Born April 16, 1755 in Paris, France; Died March 30, 1842 in Paris
Self Portrait, 1790
Marie-Louise-Élisabeth Vigée-LeBrun had a career as lengthy and rich as her complicated name suggests. Born to an artist father (which is a common trend I’m noticing amongst the women I research), Vigée-LeBrun was introduced to painting at a young age. Her early pieces, mainly portraiture, received praise from notable artists of the time, and by age 15 she had already amassed a large following and fair amount of wealth.
The Artist’s Brother, 1773
In 1776, Vigée-LeBrun married artist Jean Baptiste LeBrun, who was more notable as an art dealer and collector. He helped Élisabeth Louise to further solidify her reputation as a serious artist. Many aristocrats of the time enjoyed the young artist’s fresh style and vivid colors, and her ability to “[depict] her sitters in a flattering manner, posed gracefully and wearing their most stylish clothing.” In 1779, Vigée-LeBrun received the greatest break of her career when Marie Antoinette, the current queen of France, requested she paint a portrait of her. The artist arrived in Versailles, where she began a lasting friendship with Antoinette (who is so fascinating in her own right), eventually creating upwards of 30 portraits of the Queen. Antoinette also helped Vigée-LeBrun to be inducted into the very prestigious Paris Royal Academy of the arts, where she was one of only four women. Her acceptance into the Academy, unsurprisingly, created controversy amongst the male-dominated membership of the time.

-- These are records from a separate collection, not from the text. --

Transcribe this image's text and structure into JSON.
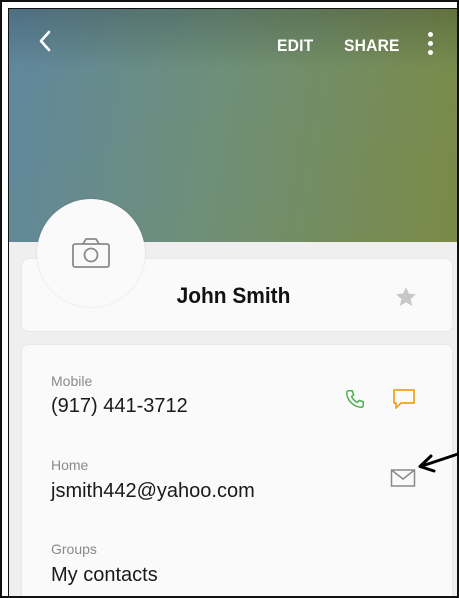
{
  "toolbar": {
    "edit_label": "EDIT",
    "share_label": "SHARE",
    "back_icon": "chevron-left-icon",
    "more_icon": "more-vert-icon"
  },
  "contact": {
    "name": "John Smith",
    "avatar_icon": "camera-icon",
    "favorite_icon": "star-icon"
  },
  "fields": {
    "mobile_label": "Mobile",
    "mobile_value": "(917) 441-3712",
    "home_label": "Home",
    "home_value": "jsmith442@yahoo.com",
    "groups_label": "Groups",
    "groups_value": "My contacts"
  },
  "colors": {
    "call_icon": "#4caf50",
    "message_icon": "#f0a020",
    "star_icon": "#c8c8c8"
  }
}
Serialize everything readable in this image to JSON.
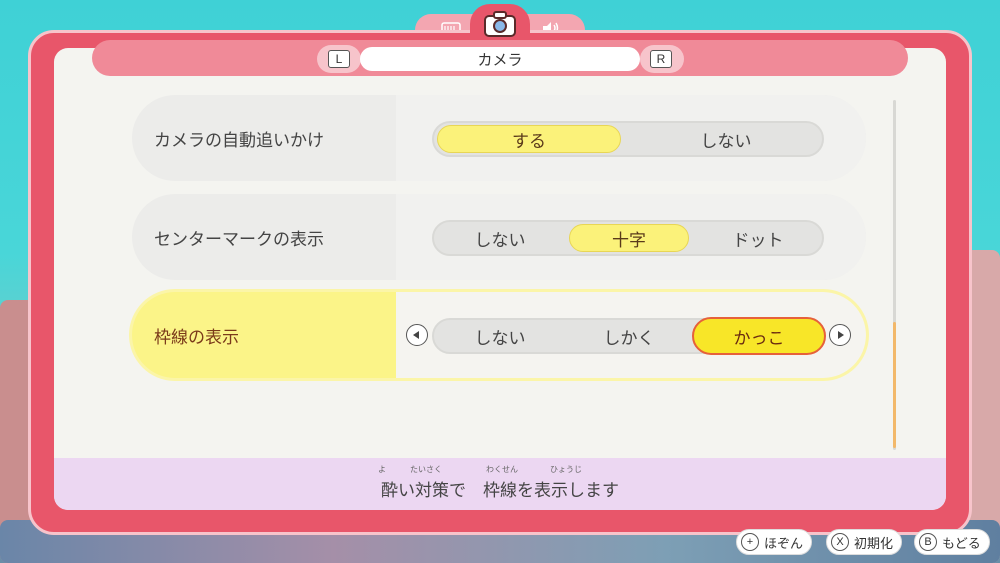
{
  "tabs": {
    "left_icon": "controller-icon",
    "center_icon": "camera-icon",
    "right_icon": "speaker-icon"
  },
  "header": {
    "prev_key": "L",
    "next_key": "R",
    "title": "カメラ"
  },
  "settings": [
    {
      "label": "カメラの自動追いかけ",
      "options": [
        "する",
        "しない"
      ],
      "selected": "する"
    },
    {
      "label": "センターマークの表示",
      "options": [
        "しない",
        "十字",
        "ドット"
      ],
      "selected": "十字"
    },
    {
      "label": "枠線の表示",
      "options": [
        "しない",
        "しかく",
        "かっこ"
      ],
      "selected": "かっこ"
    }
  ],
  "description": {
    "text": "酔い対策で　枠線を表示します",
    "ruby": [
      "よ",
      "たいさく",
      "わくせん",
      "ひょうじ"
    ]
  },
  "footer": {
    "save": {
      "key": "+",
      "label": "ほぞん"
    },
    "reset": {
      "key": "X",
      "label": "初期化"
    },
    "back": {
      "key": "B",
      "label": "もどる"
    }
  },
  "colors": {
    "frame": "#e8566a",
    "selected": "#fbf27a",
    "active_row": "#fbf488"
  }
}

Marie Antoinette, 1779 Marie Antoinette with Children, 1788
The picture on the left is one of Vigée-LeBrun first portraits of Queen Antoinette, depicting her in a lavish, detailed outfit, holding a small pink rose. This image is one of pure femininity, and I think her position as a female painter made it easier for Vigée-LeBrun to accurately capture the stunning nature of the queen. The portrait on the right features the queen in a striking, but yet more subdued, dress, caring for her young children. I think these two portraits show a slight evolution in Vigée-LeBrun’s style, but more interestingly, the path that Antoinette’s life took over the course of ten years. This painting was also the last portrait she made of her. Those of you who know a bit about the history of the time period know that this was merely years before Antoinette’s execution and the decline of the French monarchy.

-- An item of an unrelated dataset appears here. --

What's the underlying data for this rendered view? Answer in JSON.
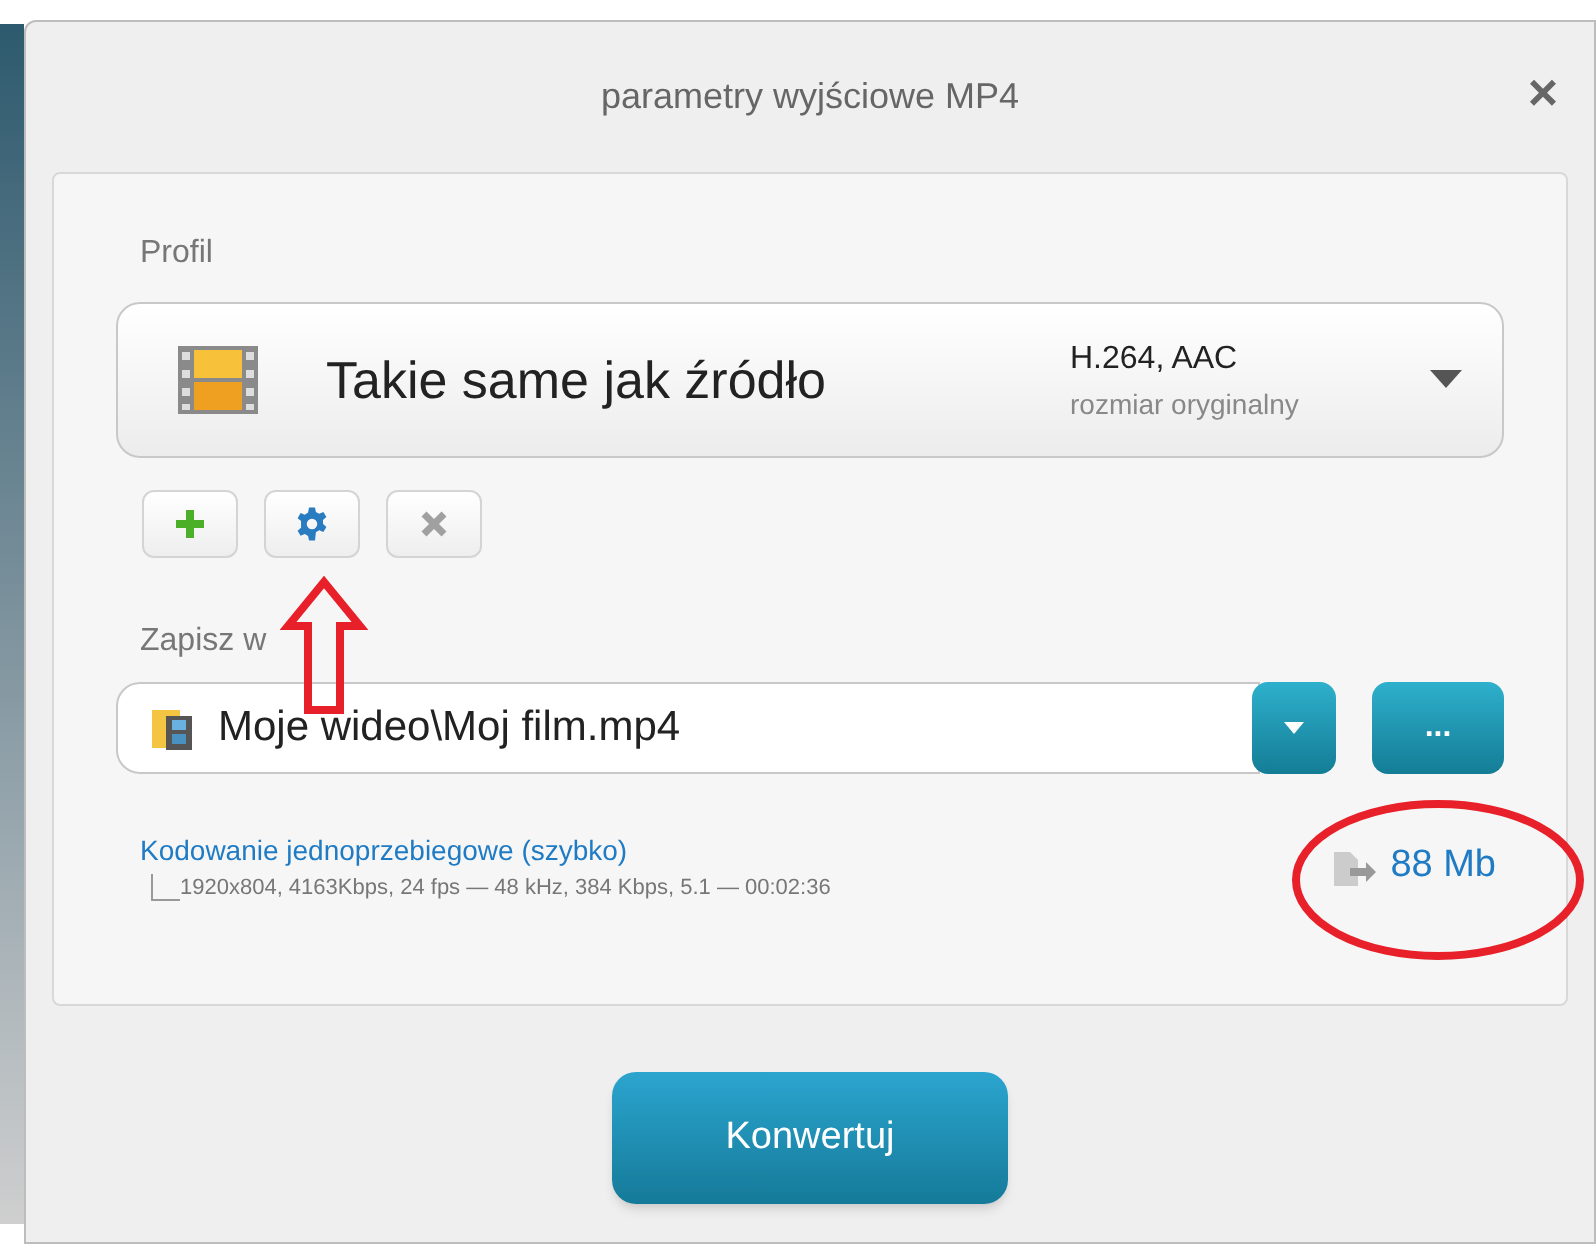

Vigée-LeBrun accurately perceived that a revolution was about to take place, and knew her role as an artist and friend of the royal family would not be highly favored. Taking her 9 year old daughter with her, Vigée-LeBrun fled France in 1789, traveling across Europe. She was met with open arms from other royalty and aristocrats in countries like Italy and Switzerland. The displaced artists eventually settled in Russia, where she remained for several years before returning to France permanently in 1805.
The Genius of Alexander
I included this painting because it shows Vigée-LeBrun’s shift from painting primarily portraits to creating mythological scenes in her later life.
What I find so interesting about Louise Vigée-LeBrun is that she really didn’t let being a woman during this time period impede her success. Although it seems that she largely painted women, and had a large female fanbase (like Marie Antoinette), the accounts I’ve read say that she was appreciated by all– her talent was, after all, very obvious. Vigée-LeBrun was confident in not only her work as an artist, but also herself. She published three volumes of memoirs toward the end of her life, claiming that she painted almost 900 paintings (many of which have since been lost to history.) She lived a fascinating life, during a time period of rapid change. As writer Nancy Heller remarked, her most successful portraits “vividly preserve a way of life that was fading even as she painted it.” Her position as a woman makes her portrayals of the time even more unique.